Um senhor de meia idade que vem à consulta e a uma determinada altura o familiar começa a partilhar que há também alguma complicações familiares que não tem facilitado a estabilidade do senhor J. Esse que teve um AVC há menos de um ano e que  neste momento está com uma ordem de despejo da sua própria casa porque assinou um papel que um familiar disse que lhe faria um empréstimo de x dinheiro, ele viveria até à sua morte e depois a casa ficaria para si. O que acontece? Ora isto foi uma burla familiar, completamente explícita, e em que o abusador é o que ganha no tribunal alegando que as dificuldades eram somente físicas. Ninguém que tem um AVC e que atualmente tem défices a vários níveis inclusive de memória, que tem um discurso confuso, que não tem capacidade para gerir as suas finanças, dois meses depois do decorrente AVC estava em condições de assinar tal contratação. 
Eu senti-me mal, senti pena do senhor J. que tinha uma lágrima a querer escorrer, mas que sentia vergonha por estar nesta condição, por se sentir impotente e antes ser um homem autónomo, por a sua condição o ter colocado nesta situação.
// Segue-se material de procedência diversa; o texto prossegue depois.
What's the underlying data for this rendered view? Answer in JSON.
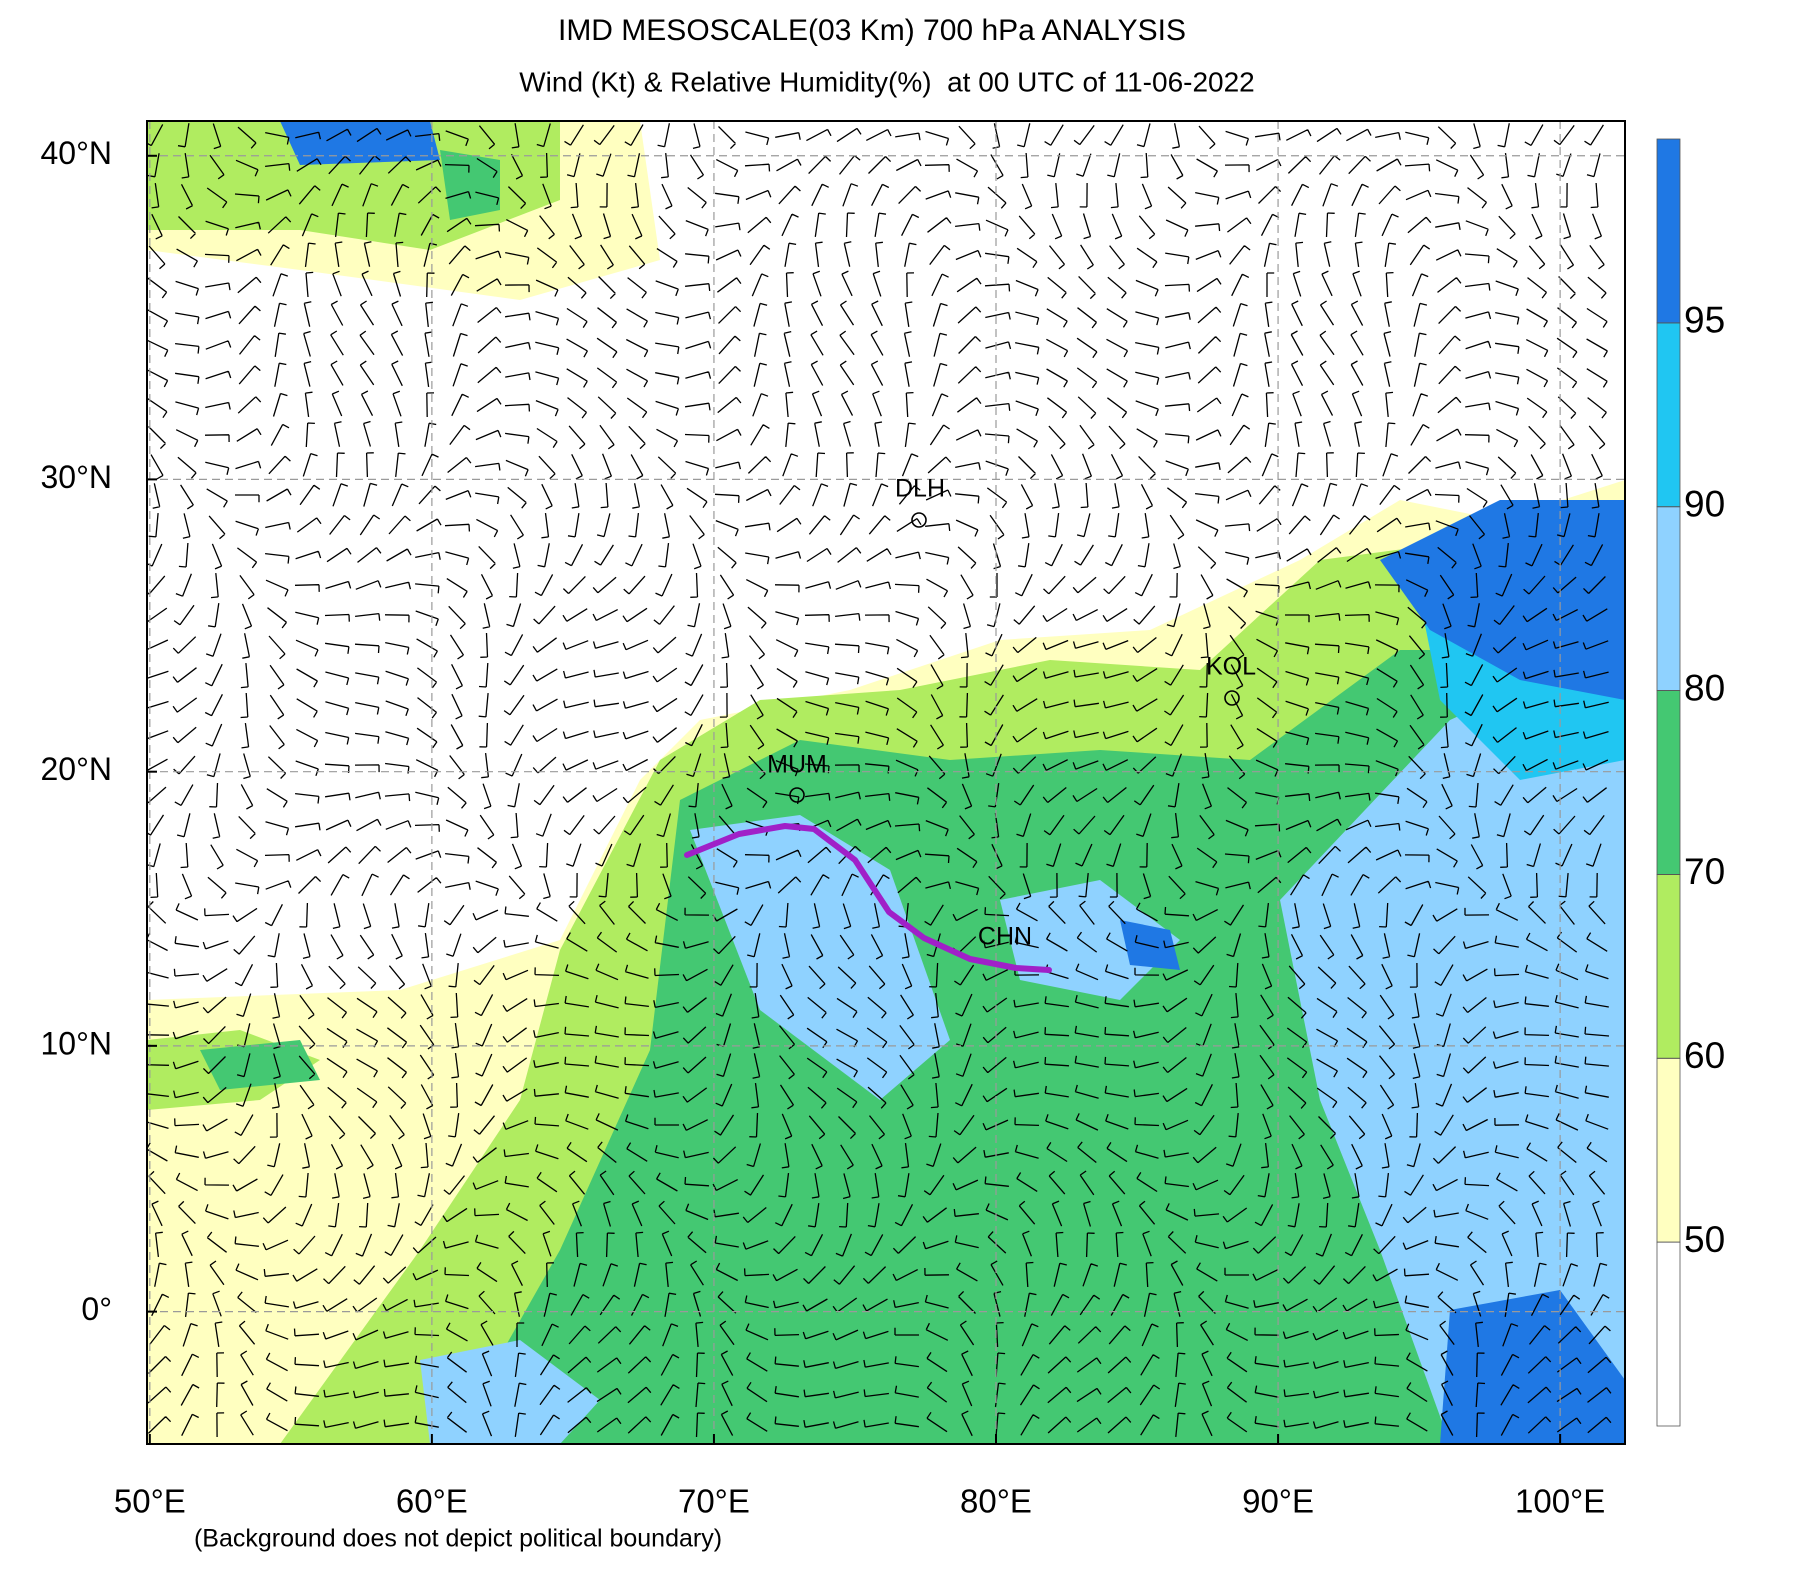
{
  "header": {
    "title": "IMD MESOSCALE(03 Km) 700 hPa ANALYSIS",
    "subtitle": "Wind (Kt) & Relative Humidity(%)  at 00 UTC of 11-06-2022"
  },
  "map": {
    "projection": "mercator",
    "xlim": [
      49.9,
      102.3
    ],
    "ylim": [
      -5,
      41
    ],
    "xticks": [
      {
        "value": 50,
        "label": "50°E"
      },
      {
        "value": 60,
        "label": "60°E"
      },
      {
        "value": 70,
        "label": "70°E"
      },
      {
        "value": 80,
        "label": "80°E"
      },
      {
        "value": 90,
        "label": "90°E"
      },
      {
        "value": 100,
        "label": "100°E"
      }
    ],
    "yticks": [
      {
        "value": 0,
        "label": "0°"
      },
      {
        "value": 10,
        "label": "10°N"
      },
      {
        "value": 20,
        "label": "20°N"
      },
      {
        "value": 30,
        "label": "30°N"
      },
      {
        "value": 40,
        "label": "40°N"
      }
    ],
    "cities": [
      "DLH",
      "MUM",
      "KOL",
      "CHN"
    ],
    "footnote": "(Background does not depict political boundary)"
  },
  "colorbar": {
    "ticks": [
      50,
      60,
      70,
      80,
      90,
      95
    ],
    "colors": [
      "#ffffff",
      "#ffffc0",
      "#b0ec60",
      "#44c872",
      "#8fd2ff",
      "#20c6f2",
      "#1f78e4"
    ]
  }
}
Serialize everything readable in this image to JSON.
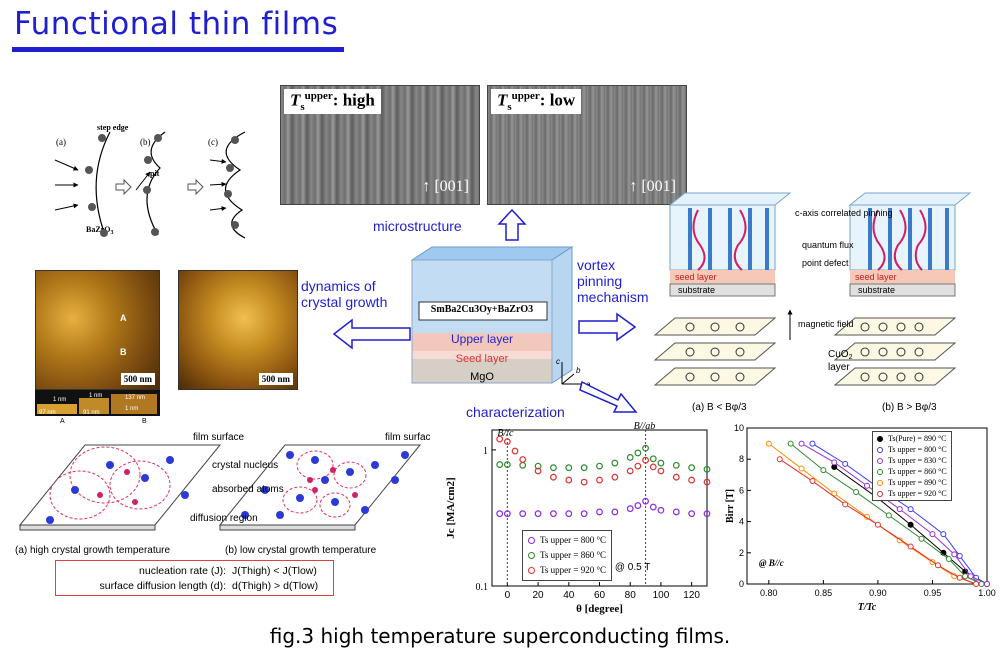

Uma pessoa sozinha, separado da mulher que agora tem familiares a irar-lhe a vida do avesso, que nem os filhos podem visitá-lo na sua casa, porque há agressões físicas dos outros familiares.. 
Uma  pessoa que lutou para ter o seu recanto, o seu pé de meia, para agora ver-lhe tudo retirado por familiares com dinheiro, que só querem intrigas. Já não chega todas as limitações que vieram depois do AVC, de não se recordar desse momento nem dos dias seguintes que esteve em coma, de ter um dos lados do corpo ainda meio paralisado.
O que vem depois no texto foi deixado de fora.